自分の専門分野であるなしに関わらず、毎年必ず1つは自分のキャリアや人生の為になりそうな、なにがしかのセミナーに参加するようにしているのですが、今年の第一弾はバルシューレ(Ballschule)のC級指導者の講習会に参加することに決めました。



"バルシューレはドイツで生まれたボール遊び教室。 児童が楽しく関わりながらも、基礎運動能力・社会性・思考性・自発性を身に付けられる教育研究を背景に持ったボール遊び教室です。"(バルシューレ東京HPより)


具体的には、身体の使い方のレパートリーをふやすこと(基礎運動能力)、ほかの子供たちと協調すること、またほかの子供たちから学ぶこと(社会性)、そしてボール遊びをより上手に楽しむにはどうしたらよいかをクリエイトすること(思考性・自発性)をボールを使った遊びを通して養い、自分の得意なことに自分で気づいていく為の遊び、、、のようです。

技術指導などはなく、あくまで子供たちの自発性に重きを於いているというところにもとっても魅かれる。

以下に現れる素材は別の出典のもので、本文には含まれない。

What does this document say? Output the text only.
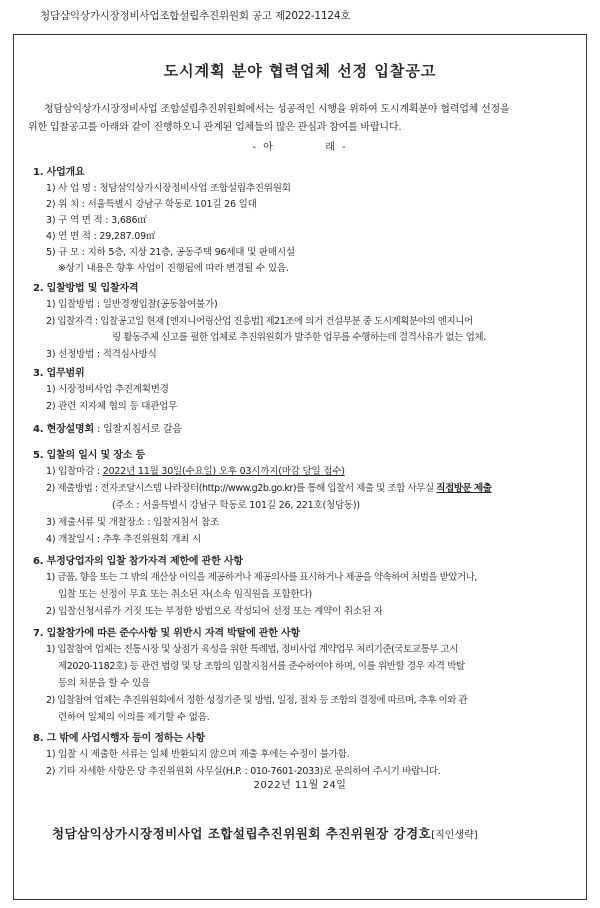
청담삼익상가시장정비사업조합설립추진위원회 공고 제2022-1124호
도시계획 분야 협력업체 선정 입찰공고
청담삼익상가시장정비사업 조합설립추진위원회에서는 성공적인 시행을 위하여 도시계획분야 협력업체 선정을
위한 입찰공고를 아래와 같이 진행하오니 관계된 업체들의 많은 관심과 참여를 바랍니다.
- 아	래 -
1. 사업개요
1) 사 업 명 : 청담삼익상가시장정비사업 조합설립추진위원회
2) 위 치 : 서울특별시 강남구 학동로 101길 26 일대
3) 구 역 면 적 : 3,686㎡
4) 연 면 적 : 29,287.09㎡
5) 규 모 : 지하 5층, 지상 21층, 공동주택 96세대 및 판매시설
※상기 내용은 향후 사업이 진행됨에 따라 변경될 수 있음.
2. 입찰방법 및 입찰자격
1) 입찰방법 : 일반경쟁입찰(공동참여불가)
2) 입찰자격 : 입찰공고일 현재 [엔지니어링산업 진흥법] 제21조에 의거 건설부분 중 도시계획분야의 엔지니어
링 활동주체 신고를 필한 업체로 추진위원회가 발주한 업무를 수행하는데 결격사유가 없는 업체.
3) 선정방법 : 적격심사방식
3. 업무범위
1) 시장정비사업 추진계획변경
2) 관련 지자체 협의 등 대관업무
4. 현장설명회 : 입찰지침서로 갈음
5. 입찰의 일시 및 장소 등
1) 입찰마감 : 2022년 11월 30일(수요일) 오후 03시까지(마감 당일 접수)
2) 제출방법 : 전자조달시스템 나라장터(http://www.g2b.go.kr)를 통해 입찰서 제출 및 조합 사무실 직접방문 제출
(주소 : 서울특별시 강남구 학동로 101길 26, 221호(청담동))
3) 제출서류 및 개찰장소 : 입찰지침서 참조
4) 개찰일시 : 추후 추진위원회 개최 시
6. 부정당업자의 입찰 참가자격 제한에 관한 사항
1) 금품, 향응 또는 그 밖의 재산상 이익을 제공하거나 제공의사를 표시하거나 제공을 약속하여 처벌을 받았거나,
입찰 또는 선정이 무효 또는 취소된 자(소속 임직원을 포함한다)
2) 입찰신청서류가 거짓 또는 부정한 방법으로 작성되어 선정 또는 계약이 취소된 자
7. 입찰참가에 따른 준수사항 및 위반시 자격 박탈에 관한 사항
1) 입찰참여 업체는 전통시장 및 상점가 육성을 위한 특례법, 정비사업 계약업무 처리기준(국토교통부 고시
제2020-1182호) 등 관련 법령 및 당 조합의 입찰지침서를 준수하여야 하며, 이를 위반할 경우 자격 박탈
등의 처분을 할 수 있음
2) 입찰참여 업체는 추진위원회에서 정한 성정기준 및 방법, 일정, 절차 등 조합의 결정에 따르며, 추후 이와 관
련하여 일체의 이의를 제기할 수 없음.
8. 그 밖에 사업시행자 등이 정하는 사항
1) 입찰 시 제출한 서류는 일체 반환되지 않으며 제출 후에는 수정이 불가함.
2) 기타 자세한 사항은 당 추진위원회 사무실(H.P. : 010-7601-2033)로 문의하여 주시기 바랍니다.
2022년 11월 24일
청담삼익상가시장정비사업 조합설립추진위원회 추진위원장 강경호[직인생략]
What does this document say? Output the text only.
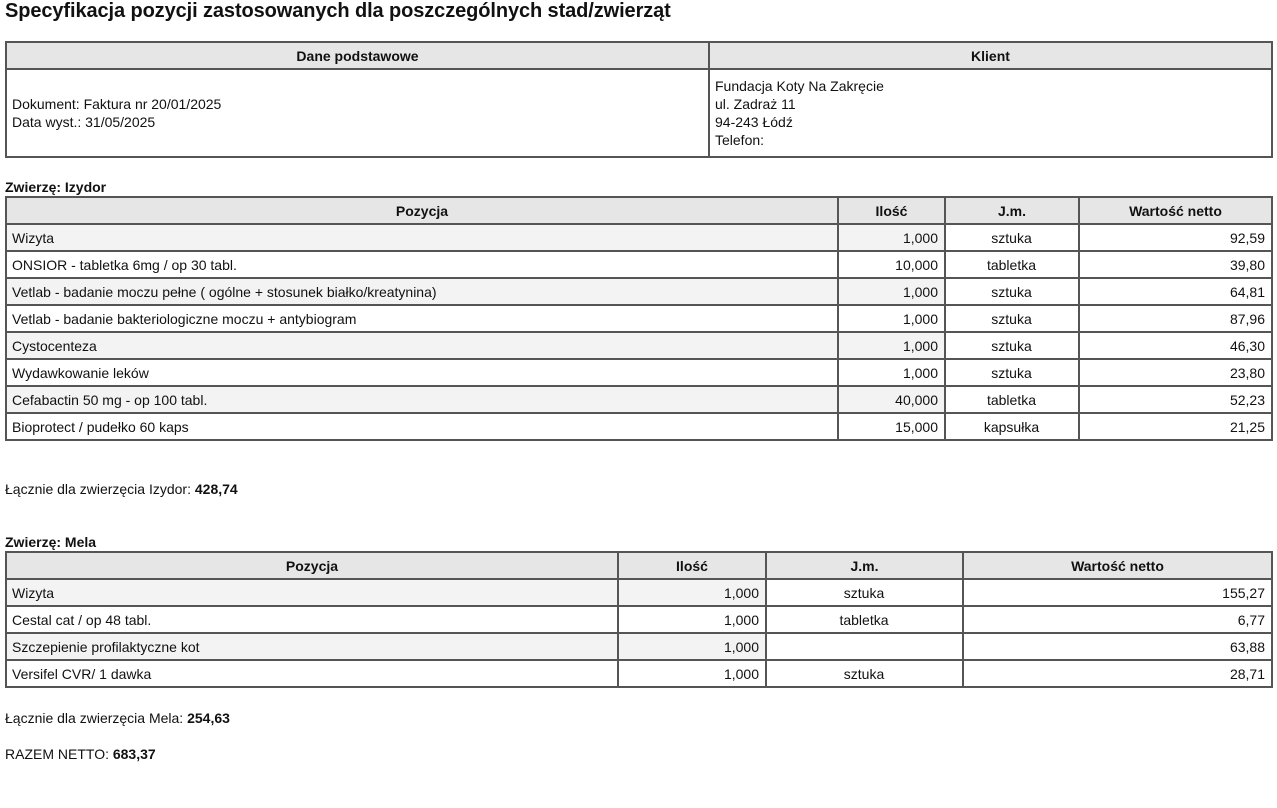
Specyfikacja pozycji zastosowanych dla poszczególnych stad/zwierząt
Dane podstawowe	Klient

Dokument: Faktura nr 20/01/2025
Data wyst.: 31/05/2025	Fundacja Koty Na Zakręcie
ul. Zadraż 11
94-243 Łódź
Telefon:
Zwierzę: Izydor
Pozycja	Ilość	J.m.	Wartość netto
Wizyta	1,000	sztuka	92,59
ONSIOR - tabletka 6mg / op 30 tabl.	10,000	tabletka	39,80
Vetlab - badanie moczu pełne ( ogólne + stosunek białko/kreatynina)	1,000	sztuka	64,81
Vetlab - badanie bakteriologiczne moczu + antybiogram	1,000	sztuka	87,96
Cystocenteza	1,000	sztuka	46,30
Wydawkowanie leków	1,000	sztuka	23,80
Cefabactin 50 mg - op 100 tabl.	40,000	tabletka	52,23
Bioprotect / pudełko 60 kaps	15,000	kapsułka	21,25
Łącznie dla zwierzęcia Izydor: 428,74
Zwierzę: Mela
Pozycja	Ilość	J.m.	Wartość netto
Wizyta	1,000	sztuka	155,27
Cestal cat / op 48 tabl.	1,000	tabletka	6,77
Szczepienie profilaktyczne kot	1,000		63,88
Versifel CVR/ 1 dawka	1,000	sztuka	28,71
Łącznie dla zwierzęcia Mela: 254,63
RAZEM NETTO: 683,37
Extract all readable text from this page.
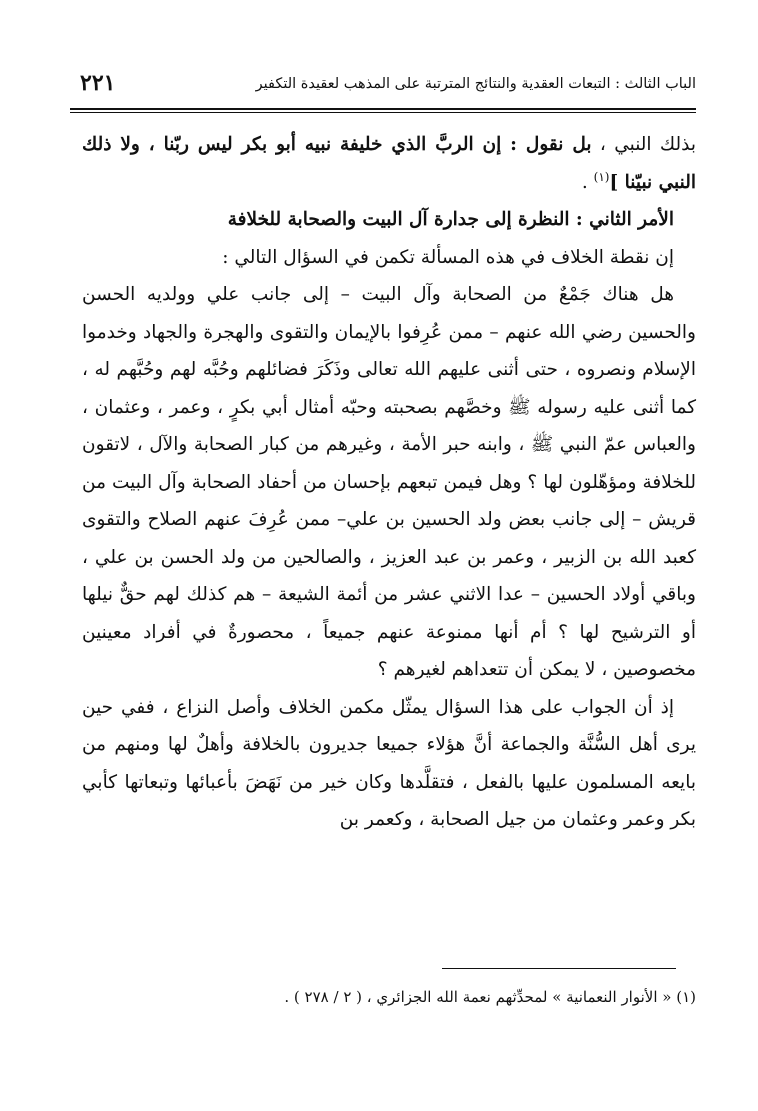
الباب الثالث : التبعات العقدية والنتائج المترتبة على المذهب لعقيدة التكفير
٢٢١

بذلك النبي ، بل نقول : إن الربَّ الذي خليفة نبيه أبو بكر ليس ربّنا ، ولا ذلك النبي نبيّنا ]$^{(١)}$ .

الأمر الثاني : النظرة إلى جدارة آل البيت والصحابة للخلافة

إن نقطة الخلاف في هذه المسألة تكمن في السؤال التالي :

هل هناك جَمْعٌ من الصحابة وآل البيت – إلى جانب علي وولديه الحسن والحسين رضي الله عنهم – ممن عُرِفوا بالإيمان والتقوى والهجرة والجهاد وخدموا الإسلام ونصروه ، حتى أثنى عليهم الله تعالى وذَكَرَ فضائلهم وحُبَّه لهم وحُبَّهم له ، كما أثنى عليه رسوله ﷺ وخصَّهم بصحبته وحبّه أمثال أبي بكرٍ ، وعمر ، وعثمان ، والعباس عمّ النبي ﷺ ، وابنه حبر الأمة ، وغيرهم من كبار الصحابة والآل ، لاتقون للخلافة ومؤهّلون لها ؟ وهل فيمن تبعهم بإحسان من أحفاد الصحابة وآل البيت من قريش – إلى جانب بعض ولد الحسين بن علي– ممن عُرِفَ عنهم الصلاح والتقوى كعبد الله بن الزبير ، وعمر بن عبد العزيز ، والصالحين من ولد الحسن بن علي ، وباقي أولاد الحسين – عدا الاثني عشر من أئمة الشيعة – هم كذلك لهم حقٌّ نيلها أو الترشيح لها ؟ أم أنها ممنوعة عنهم جميعاً ، محصورةٌ في أفراد معينين مخصوصين ، لا يمكن أن تتعداهم لغيرهم ؟

إذ أن الجواب على هذا السؤال يمثّل مكمن الخلاف وأصل النزاع ، ففي حين يرى أهل السُّنَّة والجماعة أنَّ هؤلاء جميعا جديرون بالخلافة وأهلٌ لها ومنهم من بايعه المسلمون عليها بالفعل ، فتقلَّدها وكان خير من نَهَضَ بأعبائها وتبعاتها كأبي بكر وعمر وعثمان من جيل الصحابة ، وكعمر بن

(١) « الأنوار النعمانية » لمحدِّثهم نعمة الله الجزائري ، ( ٢ / ٢٧٨ ) .
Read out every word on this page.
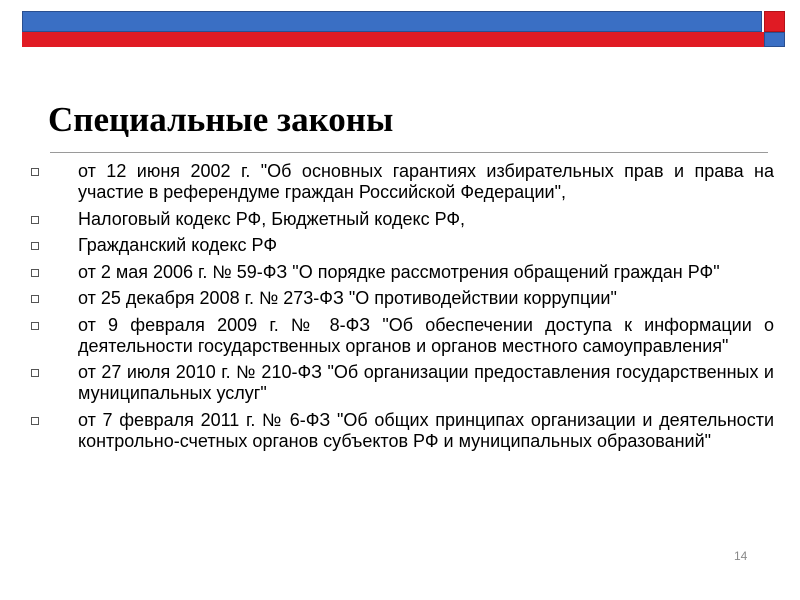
Специальные законы
от 12 июня 2002 г. "Об основных гарантиях избирательных прав и права на участие в референдуме граждан Российской Федерации",
Налоговый кодекс РФ, Бюджетный кодекс РФ,
Гражданский кодекс РФ
от 2 мая 2006 г. № 59-ФЗ "О порядке рассмотрения обращений граждан РФ"
от 25 декабря 2008 г. № 273-ФЗ "О противодействии коррупции"
от 9 февраля 2009 г. № 8-ФЗ "Об обеспечении доступа к информации о деятельности государственных органов и органов местного самоуправления"
от 27 июля 2010 г. № 210-ФЗ "Об организации предоставления государственных и муниципальных услуг"
от 7 февраля 2011 г. № 6-ФЗ "Об общих принципах организации и деятельности контрольно-счетных органов субъектов РФ и муниципальных образований"
14
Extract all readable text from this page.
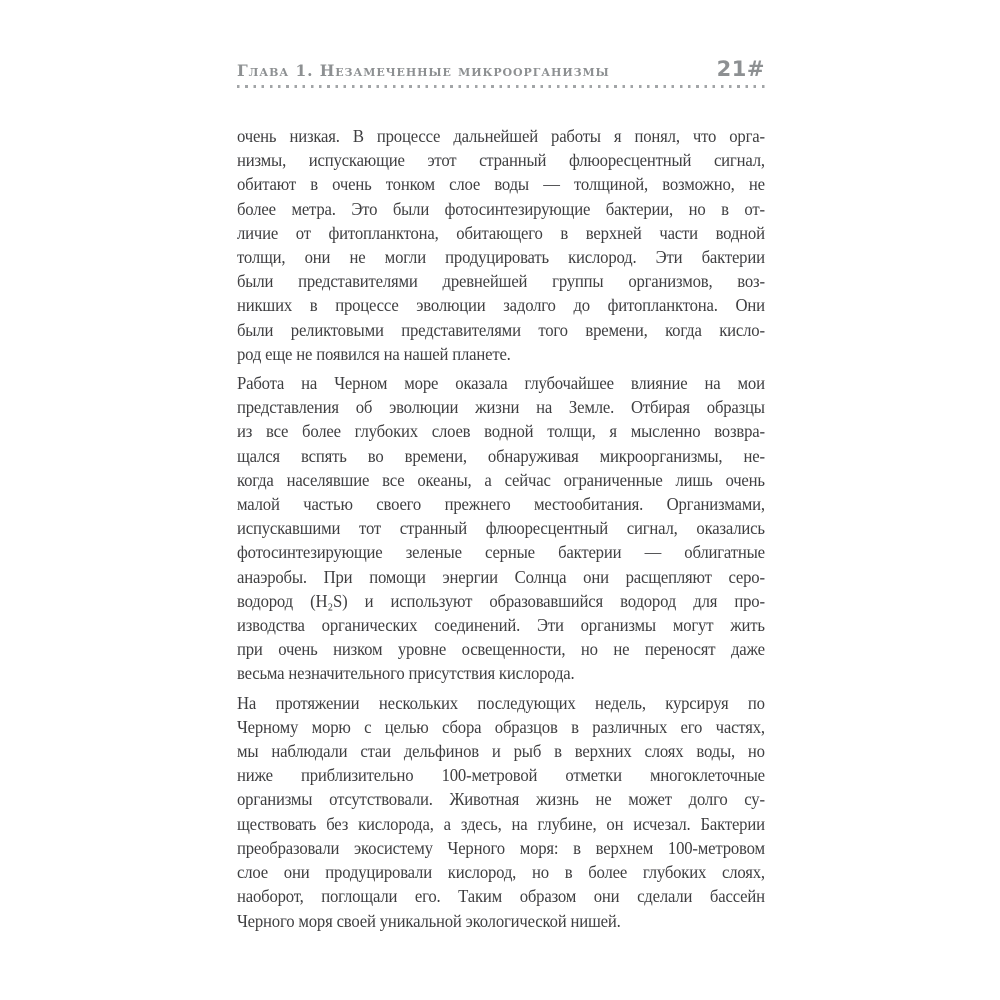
Глава 1. Незамеченные микроорганизмы	21#
очень низкая. В процессе дальнейшей работы я понял, что орга-
низмы, испускающие этот странный флюоресцентный сигнал,
обитают в очень тонком слое воды — толщиной, возможно, не
более метра. Это были фотосинтезирующие бактерии, но в от-
личие от фитопланктона, обитающего в верхней части водной
толщи, они не могли продуцировать кислород. Эти бактерии
были представителями древнейшей группы организмов, воз-
никших в процессе эволюции задолго до фитопланктона. Они
были реликтовыми представителями того времени, когда кисло-
род еще не появился на нашей планете.
Работа на Черном море оказала глубочайшее влияние на мои
представления об эволюции жизни на Земле. Отбирая образцы
из все более глубоких слоев водной толщи, я мысленно возвра-
щался вспять во времени, обнаруживая микроорганизмы, не-
когда населявшие все океаны, а сейчас ограниченные лишь очень
малой частью своего прежнего местообитания. Организмами,
испускавшими тот странный флюоресцентный сигнал, оказались
фотосинтезирующие зеленые серные бактерии — облигатные
анаэробы. При помощи энергии Солнца они расщепляют серо-
водород (H₂S) и используют образовавшийся водород для про-
изводства органических соединений. Эти организмы могут жить
при очень низком уровне освещенности, но не переносят даже
весьма незначительного присутствия кислорода.
На протяжении нескольких последующих недель, курсируя по
Черному морю с целью сбора образцов в различных его частях,
мы наблюдали стаи дельфинов и рыб в верхних слоях воды, но
ниже приблизительно 100-метровой отметки многоклеточные
организмы отсутствовали. Животная жизнь не может долго су-
ществовать без кислорода, а здесь, на глубине, он исчезал. Бактерии
преобразовали экосистему Черного моря: в верхнем 100-метровом
слое они продуцировали кислород, но в более глубоких слоях,
наоборот, поглощали его. Таким образом они сделали бассейн
Черного моря своей уникальной экологической нишей.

バルシューレなんて全然知らなかったけど、長野県内でも上田市と佐久市に教室があり、松本市では松本山雅FCがその活動の一環で教室を開いているみたいです。 、、、サッカーだけでなく、サッカーの前段階、サッカーへと続くものに目を向ける山雅、、、やっぱり目の付け所がすごいな。

バルシューレに関してはこれからも少しずつブログで紹介していけたらと思っています。




あるクライアントさんから本、というか季刊誌をいただき読んでいます。

導入部分ではボディーワークの説明にはじまり、70年代に巻き起こったHuman Potential Movement(=人間回帰運動)だとか、その源流にもなり、今でも多くのワークショップが行われているEsalen Instituteについての記述があり、ツボをくすぐってくれます。

Human Potential Movementについてはぼんやりとしたイメージしかもっていなかったけど、“あらゆる人間には、条件さえ整えれば成長していくような潜在的可能性が備わっていて、成長をさまたげるようなものをとりのぞき、成長が起きるような環境づくりをしていけばいい”(雑誌 spectator vol.32-2014) といった思想が根底にあるようで、ロルフィングとシンクロする部分があるな~って感心。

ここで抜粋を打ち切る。